O Caps AD funcionava em Jaguaribe, mas só durante o dia e de segunda à sexta-feira. A nova unidade foi instalada na Rua Sinésio Guimarães, no bairro da Torre, totalmente reestruturada de acordo com as exigências do Ministério da Saúde, como parte da política do Governo do Estado para o enfrentamento às drogas. O serviço funciona todos os dias, o dia todo, inclusive nos finais de semana e feriados com atividades variadas.  
    
Equipe multidisciplinar – Os usuários são acompanhados por um médico clínico geral, psiquiatra, psicólogo, assistente social, além de professores que desenvolvem atividades com cerâmica, música, pintura, reciclagem e esporte. “O objetivo é ocupar a mente das pessoas em tratamento para que elas não fiquem ociosas. Temos uma programação intensa de atividades e uma equipe multidisciplinar que acompanha os usuários”, explicou Rosineide.

Outros profissionais integram a equipe técnica do Caps AD como farmacêuticos, nutricionistas, enfermeiros e técnicos em enfermagem. No total, existem no local mais de 100 pessoas trabalhando, que se dividem a cada plantão.

Uma nova vida – Na tentativa de reintegrar os usuários à sociedade, a direção do Caps AD 24h, ressalta que parcerias com empresas privadas e a sociedade são indispensáveis. O apoio da família também contribui para a recuperação dos usuários.  “Já depois do Caps AD 24h temos o caso de um jovem de João Pessoa que chegou aqui usuário de crack, ficou acolhido e conseguiu se levantar. Hoje, ele está trabalhando no comércio e continua fazendo as terapias que a casa oferece. A família teve e está tendo um papel fundamental para a recuperação dele”, contou Rosineide.
    
Outro que também conseguiu voltar às atividades profissionais foi um jovem representante comercial de João Pessoa, que chegou a ser acolhido no Caps. “Fiquei dois dias debilitado em casa depois de consumir droga por alguns dias sem parar. Terminei sendo socorrido para um hospital. De lá fiquei sabendo do serviço do Caps e vim parar aqui, onde fui acolhido e agora estou freqüentando o regime aberto, porque estou voltando às atividades profissionais”, contou ele, que por proteção não teve o nome divulgado.
    
Quem também procurou o serviço do Caps AD para o filho, foi um reformado da Polícia Militar que mora no município de Sapé. “Meu filho se envolveu com droga e passou a usar crack.
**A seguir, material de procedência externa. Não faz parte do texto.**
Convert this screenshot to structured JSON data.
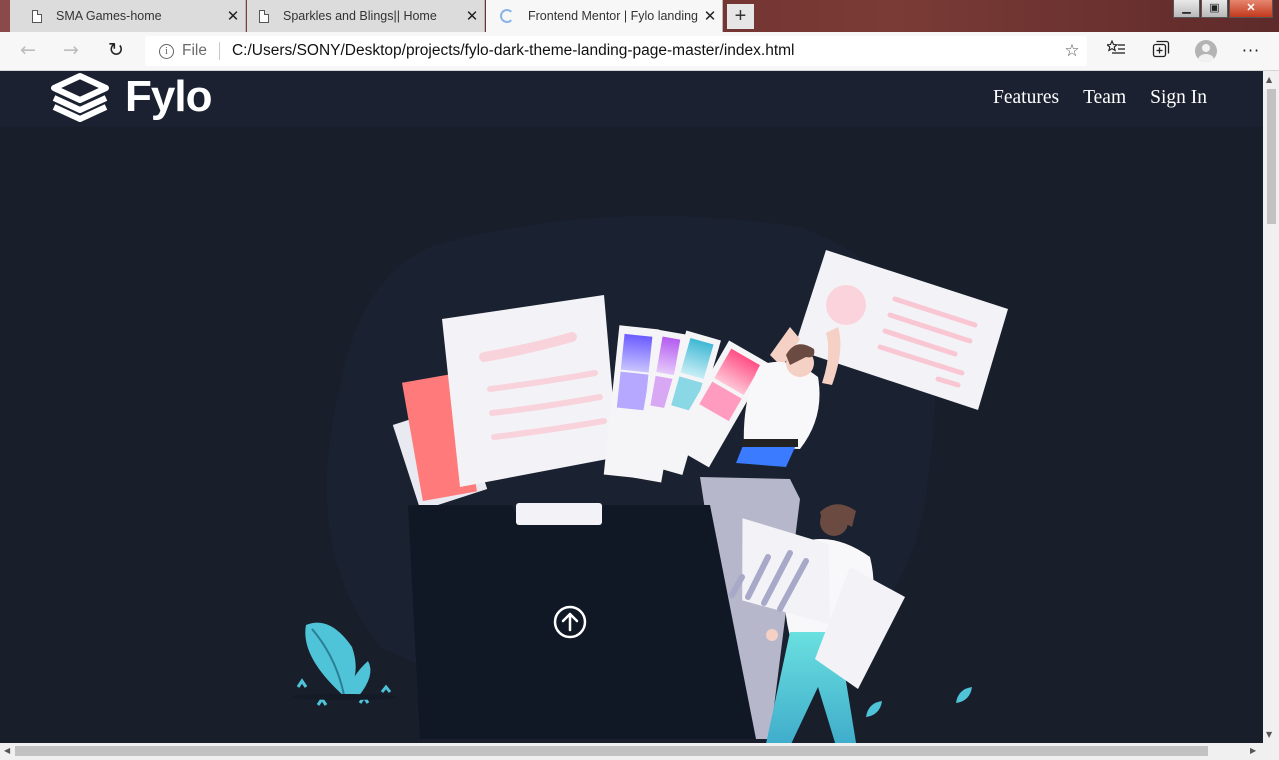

Decidi trazer para aqui, onde ele vai ficar alguns dias para tentar se livrar das drogas”, afirmou o senhor que não quis se identificar.   
    
Caps no Estado – Ao todo, são nove Caps AD funcionando na Paraíba, nas cidades de Campina Grande, Cabedelo, Cajazeiras, Guarabira, Patos, Piancó, Sousa e João Pessoa (duas unidades, sendo uma estadual 24h e outra municipal).